第73章 退至平凉城
安定郡,平凉城。
时已深秋,陇右之地的寒风远比洛阳更为爽烈,卷着砂砾与枯草,呼啸着掠过这座边塞小城的低矮城墙。
城墙多处可见破损的痕迹,距离上次修补,不知已经过了多久。火烧的痕迹和泥土的黄色斑驳交错,诉说着此地无限的凄凉。

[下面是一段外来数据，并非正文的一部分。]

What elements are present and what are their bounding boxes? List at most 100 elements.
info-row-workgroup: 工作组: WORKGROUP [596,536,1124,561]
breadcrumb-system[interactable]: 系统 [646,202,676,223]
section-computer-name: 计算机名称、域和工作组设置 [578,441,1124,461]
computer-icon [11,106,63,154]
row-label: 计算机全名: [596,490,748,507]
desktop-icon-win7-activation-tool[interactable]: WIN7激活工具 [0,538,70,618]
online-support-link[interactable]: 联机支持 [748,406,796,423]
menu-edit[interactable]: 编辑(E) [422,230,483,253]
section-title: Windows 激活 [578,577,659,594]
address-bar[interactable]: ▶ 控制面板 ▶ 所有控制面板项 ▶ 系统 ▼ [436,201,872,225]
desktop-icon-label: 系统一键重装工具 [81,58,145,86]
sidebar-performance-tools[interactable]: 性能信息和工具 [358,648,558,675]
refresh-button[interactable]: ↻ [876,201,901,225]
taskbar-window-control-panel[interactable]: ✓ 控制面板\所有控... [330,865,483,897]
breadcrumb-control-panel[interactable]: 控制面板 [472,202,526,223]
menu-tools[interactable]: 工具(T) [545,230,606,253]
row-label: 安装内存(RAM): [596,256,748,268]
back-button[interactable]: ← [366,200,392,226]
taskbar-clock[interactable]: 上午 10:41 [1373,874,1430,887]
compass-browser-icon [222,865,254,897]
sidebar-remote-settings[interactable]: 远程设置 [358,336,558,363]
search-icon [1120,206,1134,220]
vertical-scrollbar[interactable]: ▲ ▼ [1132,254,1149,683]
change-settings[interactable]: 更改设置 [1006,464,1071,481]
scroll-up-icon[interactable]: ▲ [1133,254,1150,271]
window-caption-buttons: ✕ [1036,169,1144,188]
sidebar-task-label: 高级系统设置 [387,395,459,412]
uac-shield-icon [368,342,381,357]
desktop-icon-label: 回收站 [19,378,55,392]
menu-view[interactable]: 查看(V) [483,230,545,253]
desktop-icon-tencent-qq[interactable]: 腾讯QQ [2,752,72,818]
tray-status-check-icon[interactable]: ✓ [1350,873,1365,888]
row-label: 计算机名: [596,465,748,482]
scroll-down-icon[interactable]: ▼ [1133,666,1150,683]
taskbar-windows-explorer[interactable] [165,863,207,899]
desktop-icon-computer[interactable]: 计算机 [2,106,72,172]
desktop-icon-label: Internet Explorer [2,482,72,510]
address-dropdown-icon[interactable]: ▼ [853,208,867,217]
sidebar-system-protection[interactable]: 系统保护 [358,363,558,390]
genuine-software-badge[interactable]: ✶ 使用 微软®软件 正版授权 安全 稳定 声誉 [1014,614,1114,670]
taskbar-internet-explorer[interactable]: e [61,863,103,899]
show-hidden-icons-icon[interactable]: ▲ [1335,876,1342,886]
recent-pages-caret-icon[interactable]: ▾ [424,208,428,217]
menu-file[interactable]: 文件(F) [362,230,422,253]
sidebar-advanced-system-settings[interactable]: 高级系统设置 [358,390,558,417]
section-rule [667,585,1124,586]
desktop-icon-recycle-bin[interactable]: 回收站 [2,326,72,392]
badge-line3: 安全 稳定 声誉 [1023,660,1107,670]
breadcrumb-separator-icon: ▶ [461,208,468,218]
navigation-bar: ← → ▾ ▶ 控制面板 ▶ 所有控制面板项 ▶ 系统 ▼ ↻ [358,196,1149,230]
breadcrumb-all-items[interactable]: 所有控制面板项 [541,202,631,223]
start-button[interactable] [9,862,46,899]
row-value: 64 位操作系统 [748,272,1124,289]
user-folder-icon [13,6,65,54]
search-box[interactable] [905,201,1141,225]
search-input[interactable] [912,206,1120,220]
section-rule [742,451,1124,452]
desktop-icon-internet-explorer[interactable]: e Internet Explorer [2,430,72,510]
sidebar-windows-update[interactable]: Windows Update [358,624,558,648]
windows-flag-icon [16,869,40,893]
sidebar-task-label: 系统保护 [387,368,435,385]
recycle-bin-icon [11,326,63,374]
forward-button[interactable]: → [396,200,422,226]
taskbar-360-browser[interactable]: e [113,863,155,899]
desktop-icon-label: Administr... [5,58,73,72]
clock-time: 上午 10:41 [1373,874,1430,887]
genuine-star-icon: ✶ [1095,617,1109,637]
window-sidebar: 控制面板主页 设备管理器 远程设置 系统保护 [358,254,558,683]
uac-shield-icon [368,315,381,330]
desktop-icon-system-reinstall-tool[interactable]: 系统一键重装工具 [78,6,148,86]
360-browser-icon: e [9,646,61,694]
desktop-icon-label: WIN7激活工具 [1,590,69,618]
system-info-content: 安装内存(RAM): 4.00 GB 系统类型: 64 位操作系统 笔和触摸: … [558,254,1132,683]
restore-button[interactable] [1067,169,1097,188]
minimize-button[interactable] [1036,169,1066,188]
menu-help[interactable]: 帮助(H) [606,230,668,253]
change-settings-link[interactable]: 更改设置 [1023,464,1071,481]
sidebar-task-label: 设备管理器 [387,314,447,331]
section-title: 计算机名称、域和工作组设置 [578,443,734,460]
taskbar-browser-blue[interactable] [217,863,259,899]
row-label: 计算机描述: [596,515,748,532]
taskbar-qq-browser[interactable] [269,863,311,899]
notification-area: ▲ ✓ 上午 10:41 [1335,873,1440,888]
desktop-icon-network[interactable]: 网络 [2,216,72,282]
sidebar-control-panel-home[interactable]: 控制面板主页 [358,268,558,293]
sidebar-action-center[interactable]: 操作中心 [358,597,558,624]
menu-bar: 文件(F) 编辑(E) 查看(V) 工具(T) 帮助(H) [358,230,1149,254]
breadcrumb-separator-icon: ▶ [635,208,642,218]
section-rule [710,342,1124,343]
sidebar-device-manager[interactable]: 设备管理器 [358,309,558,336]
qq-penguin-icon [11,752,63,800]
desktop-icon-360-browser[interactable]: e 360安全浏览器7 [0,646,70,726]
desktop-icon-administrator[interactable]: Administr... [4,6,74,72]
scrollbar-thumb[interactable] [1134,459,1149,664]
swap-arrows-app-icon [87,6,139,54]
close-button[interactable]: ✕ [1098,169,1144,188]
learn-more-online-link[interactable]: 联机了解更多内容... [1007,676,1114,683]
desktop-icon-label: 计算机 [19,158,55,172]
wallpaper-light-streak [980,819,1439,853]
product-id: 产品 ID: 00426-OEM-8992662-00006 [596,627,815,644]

城内街道萧索,商铺十室九空,街上哪里还有半个人影,空气中只是弥漫着尚未散尽的硝烟,以及恐慌的气氛。
这里,便是董卓残部此刻唯一可以依靠的临时巢穴。
昔日旌旗招展的西凉大军,如今蜷缩在这苦寒边城,早已不复前些时日的嚣张气焰。
士卒们面有饥色,衣甲不整,许多人身上都带着伤,挤在征用的民宅之中,靠着土墙歇息。
这些大多是原河东郡的劲旅,从羌胡处招揽的士卒早就跑得无影无踪了。
战马的嘶鸣也少了中气,草料不足,使得这些纵横草原的凉州大马肋骨都隐约可见。
城中原太守府,如今被董卓占据,充作临时帅府。
府邸不算堂皇,在秋风中更显得几分破落。正堂内,炭火烧得勉强,也劝不了房间内的沉重气氛,
董卓坐在主位一张虎皮垫子上,这虎皮是如今身旁仅剩的几件奢华旧物之一,此刻却衬得他面色更加阴沉晦暗。
他身体依旧雄壮,丝毫不见缺衣少食的样子,但眼窝深陷,昔日那种睥睨狂放的气焰已然消散大半,取而代之的是难以言喻的暴烈气息。
环坐两侧的,是他如今仅存的核心将领。
女婿兼谋主,李儒,他坐在左下首,面色苍白,眼神游离,不时衣袖掩口低咳。
自从洛阳城下那场溃败之后,他便好似受了极大的打击,一直都病恹恹的。
李榷、郭汜等西凉旧部则分作左右,个个脸色难看,有人眉头紧锁,有人目光闪烁,但脸上都带着无法掩饰的沮丧。
良久,郭汜忍不住,抱拳开口,声音有些沙哑:
“主公!如今皇甫嵩那老儿吞并长安,扼守要道,却引而不发。朝廷至今未有只言片语传来,是战是和,是剿是抚,总得有个说法啊!咱们困守这平凉孤城,粮草一日比一日少,天气也越来越冷,儿郎们怨声载道,再这么下去,不用朝廷来打,咱们自己就先垮了。”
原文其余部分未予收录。